Comparison at different taxonomic levels of the ChrX genomic region flanking the significant locus L_39743.

The second significant marker (P < 0.05 after Bonferroni correction), L_12903, is positioned on Chr17 within the coding region of the gene sine oculis-binding protein homolog (Sobp). The closest upstream and downstream SNP markers were respectively L_51826 (Chr17:15,653,554) and L_12906 (Chr17:15,697,886) defining a relatively small region of approximately 45 kb, where four putative genes are located (DLAgn_00071270, DLAgn_00071280, DLAgn_00071290, DLAgn_00071300). DLAgn_00071270 encodes rho-associated protein kinase 2-like (ROCK2). ROCK2 is a protein kinase, which is a key regulator of actin cytoskeleton and cell polarity. The Rho kinase is involved in several biological processes including migration of neural cell precursors22 and survival of neural crest cells (NCC)23. NCC give rise to a great proportion of the tissues forming the vertebrate head and face. DLAgn_00071280 harbours, as already mentioned, marker L_12903 and codes for SOBP, a nuclear zinc finger protein whose molecular functions are only partially understood. Recessive mutations at the Sobp locus in mice cause defective patterning of sensory epithelium and deformed organ of Corti in the inner ear, while a homozygous missense mutation in Sobp has been associated with a syndrome causing mental retardation, anterior maxillary protrusion and strabismus2425. SOBP may act as a critical transcription factor for neural development26. In fact, Sobp is included in the list of genes specifically expressed in NCC from the cranial mesenchyme, which play a key role in craniofacial development27. Two additional genes that characterize cranial mesenchyme NCC are located nearby marker L_12903, DLAgn_00071250 (Chr17:15,618,828–15,622,452) encoding leucine-rich alpha-2-glycoprotein, and DLAgn_00071210 (Chr17: 15,550,765–15,570,987) coding for apolipoprotein b-100.

Two additional genes are comprised between markers L_51826 and L_12906. DLAgn_00071290 seems to be expressed, but encodes a short protein sequence with a positive match of limited similarity with hypothetical proteins just in a few teleost species. DLAgn_00071300 encodes reticulon-4-interacting protein 1 mitochondrial-like (RTN4IP1), which has not been associated, until present, with any developmental process or malformation.

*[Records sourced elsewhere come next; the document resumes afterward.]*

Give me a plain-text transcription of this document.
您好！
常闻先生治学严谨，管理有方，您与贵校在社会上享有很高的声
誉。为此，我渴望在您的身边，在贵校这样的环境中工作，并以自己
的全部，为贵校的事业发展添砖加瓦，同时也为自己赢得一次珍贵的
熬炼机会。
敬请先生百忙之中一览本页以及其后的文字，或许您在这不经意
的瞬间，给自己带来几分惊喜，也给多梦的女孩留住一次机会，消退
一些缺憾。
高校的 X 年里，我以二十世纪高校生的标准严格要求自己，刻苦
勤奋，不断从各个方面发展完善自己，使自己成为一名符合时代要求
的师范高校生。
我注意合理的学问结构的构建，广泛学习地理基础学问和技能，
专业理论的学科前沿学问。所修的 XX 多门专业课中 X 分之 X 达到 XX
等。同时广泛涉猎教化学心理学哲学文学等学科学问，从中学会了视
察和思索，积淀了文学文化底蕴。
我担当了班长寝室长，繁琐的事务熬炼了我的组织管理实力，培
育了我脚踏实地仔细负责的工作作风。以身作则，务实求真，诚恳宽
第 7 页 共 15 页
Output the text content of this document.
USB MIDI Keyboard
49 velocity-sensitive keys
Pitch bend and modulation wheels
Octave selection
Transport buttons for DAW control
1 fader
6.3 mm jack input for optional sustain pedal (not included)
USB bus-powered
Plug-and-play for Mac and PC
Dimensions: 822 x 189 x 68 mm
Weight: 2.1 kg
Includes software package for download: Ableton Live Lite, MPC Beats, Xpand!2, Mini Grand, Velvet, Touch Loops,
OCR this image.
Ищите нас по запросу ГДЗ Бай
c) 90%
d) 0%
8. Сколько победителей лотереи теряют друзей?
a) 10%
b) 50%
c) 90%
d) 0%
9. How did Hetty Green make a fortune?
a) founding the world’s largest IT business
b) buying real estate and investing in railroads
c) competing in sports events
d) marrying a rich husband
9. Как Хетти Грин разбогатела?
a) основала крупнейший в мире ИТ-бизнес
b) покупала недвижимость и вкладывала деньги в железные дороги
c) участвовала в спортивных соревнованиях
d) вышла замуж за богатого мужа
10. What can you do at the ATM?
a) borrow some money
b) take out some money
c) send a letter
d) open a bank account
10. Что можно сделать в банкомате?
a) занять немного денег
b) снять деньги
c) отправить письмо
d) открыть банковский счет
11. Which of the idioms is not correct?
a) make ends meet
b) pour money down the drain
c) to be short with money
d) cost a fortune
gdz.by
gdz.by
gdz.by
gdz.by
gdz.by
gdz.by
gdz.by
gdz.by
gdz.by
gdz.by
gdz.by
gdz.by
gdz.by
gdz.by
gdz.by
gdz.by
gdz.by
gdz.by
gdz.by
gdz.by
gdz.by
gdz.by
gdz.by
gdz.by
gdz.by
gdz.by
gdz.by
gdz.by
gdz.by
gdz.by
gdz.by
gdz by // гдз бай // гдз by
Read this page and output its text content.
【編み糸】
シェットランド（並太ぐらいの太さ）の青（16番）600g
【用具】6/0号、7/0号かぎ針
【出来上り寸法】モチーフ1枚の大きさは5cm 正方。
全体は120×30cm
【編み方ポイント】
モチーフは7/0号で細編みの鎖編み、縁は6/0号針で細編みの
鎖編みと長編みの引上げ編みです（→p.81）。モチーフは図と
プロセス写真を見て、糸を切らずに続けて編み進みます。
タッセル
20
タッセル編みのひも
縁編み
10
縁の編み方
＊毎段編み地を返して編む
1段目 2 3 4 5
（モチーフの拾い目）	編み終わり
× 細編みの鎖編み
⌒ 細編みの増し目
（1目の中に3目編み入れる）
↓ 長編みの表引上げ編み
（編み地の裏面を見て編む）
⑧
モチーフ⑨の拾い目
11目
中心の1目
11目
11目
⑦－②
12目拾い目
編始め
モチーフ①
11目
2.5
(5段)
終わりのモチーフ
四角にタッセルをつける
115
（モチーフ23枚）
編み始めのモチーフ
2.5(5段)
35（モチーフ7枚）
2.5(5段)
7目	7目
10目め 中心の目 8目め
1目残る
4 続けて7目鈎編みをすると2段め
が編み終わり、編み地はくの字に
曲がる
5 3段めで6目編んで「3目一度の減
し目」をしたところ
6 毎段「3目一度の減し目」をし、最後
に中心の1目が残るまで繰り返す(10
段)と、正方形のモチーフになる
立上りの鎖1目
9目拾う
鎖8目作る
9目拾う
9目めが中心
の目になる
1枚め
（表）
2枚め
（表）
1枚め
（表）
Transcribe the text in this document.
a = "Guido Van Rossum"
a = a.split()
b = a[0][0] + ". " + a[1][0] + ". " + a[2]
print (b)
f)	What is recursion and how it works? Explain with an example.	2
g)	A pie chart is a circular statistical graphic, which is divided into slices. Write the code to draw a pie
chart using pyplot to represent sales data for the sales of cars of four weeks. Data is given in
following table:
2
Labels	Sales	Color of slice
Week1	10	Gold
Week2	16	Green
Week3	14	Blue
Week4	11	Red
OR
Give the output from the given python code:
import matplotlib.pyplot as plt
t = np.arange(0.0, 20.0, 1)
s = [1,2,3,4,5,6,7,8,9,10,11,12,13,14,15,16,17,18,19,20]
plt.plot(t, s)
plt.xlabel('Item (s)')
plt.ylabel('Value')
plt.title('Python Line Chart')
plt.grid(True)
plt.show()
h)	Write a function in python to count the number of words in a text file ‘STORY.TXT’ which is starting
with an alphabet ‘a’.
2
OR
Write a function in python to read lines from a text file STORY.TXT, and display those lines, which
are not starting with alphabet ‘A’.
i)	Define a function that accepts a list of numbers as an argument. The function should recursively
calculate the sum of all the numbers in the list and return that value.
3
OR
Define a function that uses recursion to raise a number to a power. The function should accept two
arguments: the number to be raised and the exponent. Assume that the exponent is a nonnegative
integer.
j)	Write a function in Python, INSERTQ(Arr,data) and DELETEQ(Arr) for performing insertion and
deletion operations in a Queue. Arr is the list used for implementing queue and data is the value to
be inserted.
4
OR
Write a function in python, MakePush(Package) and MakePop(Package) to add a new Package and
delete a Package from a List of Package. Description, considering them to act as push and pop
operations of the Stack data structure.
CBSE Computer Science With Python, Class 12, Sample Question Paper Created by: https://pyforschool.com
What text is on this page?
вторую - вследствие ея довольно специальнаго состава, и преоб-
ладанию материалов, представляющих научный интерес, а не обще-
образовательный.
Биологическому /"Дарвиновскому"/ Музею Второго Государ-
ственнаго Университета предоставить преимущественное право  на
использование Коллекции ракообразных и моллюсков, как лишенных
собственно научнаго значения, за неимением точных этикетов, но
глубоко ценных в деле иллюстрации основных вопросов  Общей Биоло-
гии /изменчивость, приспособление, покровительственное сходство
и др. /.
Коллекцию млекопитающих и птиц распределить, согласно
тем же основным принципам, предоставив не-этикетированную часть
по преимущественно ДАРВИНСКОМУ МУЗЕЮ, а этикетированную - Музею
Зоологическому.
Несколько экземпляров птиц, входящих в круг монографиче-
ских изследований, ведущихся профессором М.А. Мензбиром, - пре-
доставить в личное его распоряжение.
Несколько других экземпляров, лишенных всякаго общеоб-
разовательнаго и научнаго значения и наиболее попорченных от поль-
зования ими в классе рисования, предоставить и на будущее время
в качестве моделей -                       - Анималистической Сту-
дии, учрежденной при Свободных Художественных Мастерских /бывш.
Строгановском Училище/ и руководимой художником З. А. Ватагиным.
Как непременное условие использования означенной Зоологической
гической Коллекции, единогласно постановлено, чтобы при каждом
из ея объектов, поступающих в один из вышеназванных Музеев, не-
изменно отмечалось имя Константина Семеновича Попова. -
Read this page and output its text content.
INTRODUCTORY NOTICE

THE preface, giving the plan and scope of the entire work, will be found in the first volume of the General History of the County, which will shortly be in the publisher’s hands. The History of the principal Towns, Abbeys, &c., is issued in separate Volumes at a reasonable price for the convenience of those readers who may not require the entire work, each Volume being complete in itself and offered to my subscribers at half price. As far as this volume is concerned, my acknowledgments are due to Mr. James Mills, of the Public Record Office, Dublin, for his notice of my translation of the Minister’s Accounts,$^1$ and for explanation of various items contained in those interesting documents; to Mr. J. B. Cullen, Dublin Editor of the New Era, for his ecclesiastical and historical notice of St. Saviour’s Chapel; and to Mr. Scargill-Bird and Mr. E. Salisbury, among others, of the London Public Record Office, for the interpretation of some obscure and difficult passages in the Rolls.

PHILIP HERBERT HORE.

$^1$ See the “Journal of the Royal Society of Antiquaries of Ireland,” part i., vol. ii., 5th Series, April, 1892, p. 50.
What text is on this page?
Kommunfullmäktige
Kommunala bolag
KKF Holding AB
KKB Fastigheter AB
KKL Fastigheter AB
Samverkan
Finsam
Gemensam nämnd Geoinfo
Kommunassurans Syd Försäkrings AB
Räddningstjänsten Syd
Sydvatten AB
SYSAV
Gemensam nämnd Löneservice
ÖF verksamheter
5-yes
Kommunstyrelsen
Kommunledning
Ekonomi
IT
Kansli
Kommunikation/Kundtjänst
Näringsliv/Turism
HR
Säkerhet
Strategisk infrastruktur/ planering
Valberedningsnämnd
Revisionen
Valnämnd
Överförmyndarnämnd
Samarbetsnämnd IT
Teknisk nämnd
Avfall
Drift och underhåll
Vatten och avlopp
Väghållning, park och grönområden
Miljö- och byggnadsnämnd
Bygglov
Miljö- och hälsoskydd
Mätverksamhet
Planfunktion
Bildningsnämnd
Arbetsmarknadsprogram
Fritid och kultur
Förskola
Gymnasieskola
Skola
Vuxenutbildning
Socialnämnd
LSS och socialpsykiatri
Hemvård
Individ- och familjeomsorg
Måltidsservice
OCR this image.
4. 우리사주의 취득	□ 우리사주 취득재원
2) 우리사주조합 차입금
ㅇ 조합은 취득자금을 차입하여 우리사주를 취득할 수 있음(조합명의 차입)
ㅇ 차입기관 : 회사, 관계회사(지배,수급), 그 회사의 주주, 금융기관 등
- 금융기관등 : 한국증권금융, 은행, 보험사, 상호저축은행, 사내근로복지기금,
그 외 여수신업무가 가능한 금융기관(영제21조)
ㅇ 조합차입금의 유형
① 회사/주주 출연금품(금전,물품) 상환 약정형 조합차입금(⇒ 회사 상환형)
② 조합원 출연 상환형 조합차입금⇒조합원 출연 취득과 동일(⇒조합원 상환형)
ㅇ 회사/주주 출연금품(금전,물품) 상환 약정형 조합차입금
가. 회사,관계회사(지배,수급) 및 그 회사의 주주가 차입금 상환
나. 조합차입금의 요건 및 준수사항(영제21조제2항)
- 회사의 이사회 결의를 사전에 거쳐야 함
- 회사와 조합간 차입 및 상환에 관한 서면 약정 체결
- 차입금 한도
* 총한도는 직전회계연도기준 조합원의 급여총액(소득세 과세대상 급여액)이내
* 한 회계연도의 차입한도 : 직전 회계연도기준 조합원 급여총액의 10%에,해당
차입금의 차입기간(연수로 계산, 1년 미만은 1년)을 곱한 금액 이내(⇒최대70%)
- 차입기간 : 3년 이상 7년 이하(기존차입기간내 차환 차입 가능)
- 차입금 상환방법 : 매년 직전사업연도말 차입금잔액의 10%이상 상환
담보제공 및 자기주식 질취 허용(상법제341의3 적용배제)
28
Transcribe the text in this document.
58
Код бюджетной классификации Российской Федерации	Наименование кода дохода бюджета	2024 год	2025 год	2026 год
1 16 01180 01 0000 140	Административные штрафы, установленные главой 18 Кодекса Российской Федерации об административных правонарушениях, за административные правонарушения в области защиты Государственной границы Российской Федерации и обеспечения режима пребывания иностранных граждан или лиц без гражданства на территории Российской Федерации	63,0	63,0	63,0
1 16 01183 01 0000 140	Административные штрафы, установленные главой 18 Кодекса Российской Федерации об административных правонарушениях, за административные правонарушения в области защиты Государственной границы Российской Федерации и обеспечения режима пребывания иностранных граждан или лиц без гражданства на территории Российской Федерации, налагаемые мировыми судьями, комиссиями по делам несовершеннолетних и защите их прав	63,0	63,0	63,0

At locus L_39743, 55 (51%) prognathous fish were heterozygous for the minor allele and 52 (49%) were homozygous for the major allele. In control animals, 172 (90%) were homozygous for the major allele and 19 (10%) were heterozygous for the minor allele. At locus L_12903, 42 (39.25%) MP affected fish were heterozygous, 8 (7.5%) were homozygous for the minor allele while 57 (53.25%) were homozygous for the major allele. Among normal fish, 105 (55%) were heterozygotes, 45 (23.5%) were homozygotes for the minor allele, and 41 (21.5%) were homozygotes for the major allele (Fig. 4). The SNP effect calculated by GCTA was 0.23 for locus L_39743 and −0.16 for locus L_12903. A positive value means that the minor allele increases risk relative to phenotype, conversely a negative value represents a reduced risk (a protective effect of the minor allele). On the basis of the kinship matrix derived from the SNP data, the MP trait heritability was estimated using GCTA28. A moderate and significant value of 0.26 ± 0.08 (P-value = 9.6E-15) was found. Notably, this value is in agreement with estimates previously reported in the European seabass for skeletal deformities11.

Figure 4

Genotype frequencies of the two best associated SNPs L_39743 and L_12903.

A GWAS analysis carried out on growth trait pointed out two loci (not significant after Bonferroni correction) both located on European seabass Chr8 (Table S2). None of the significant GWAS loci associated to the MP were found on Chr8, excluding a putative correlation between both traits.

Gene expression profiling of prognathous larvae and juveniles

Partial microarray data on gene expression profiles of the lower jaw at 58-days post hatching were already reported by29. Here, additional samples for the same developmental stage and novel data on larval heads at 38 dph are presented after the implementation of novel statistical tools to correct for array batch effects. Raw and normalized fluorescence data, including the newly added microarray experiments, were deposited in the GEO database under accession number GSE85056.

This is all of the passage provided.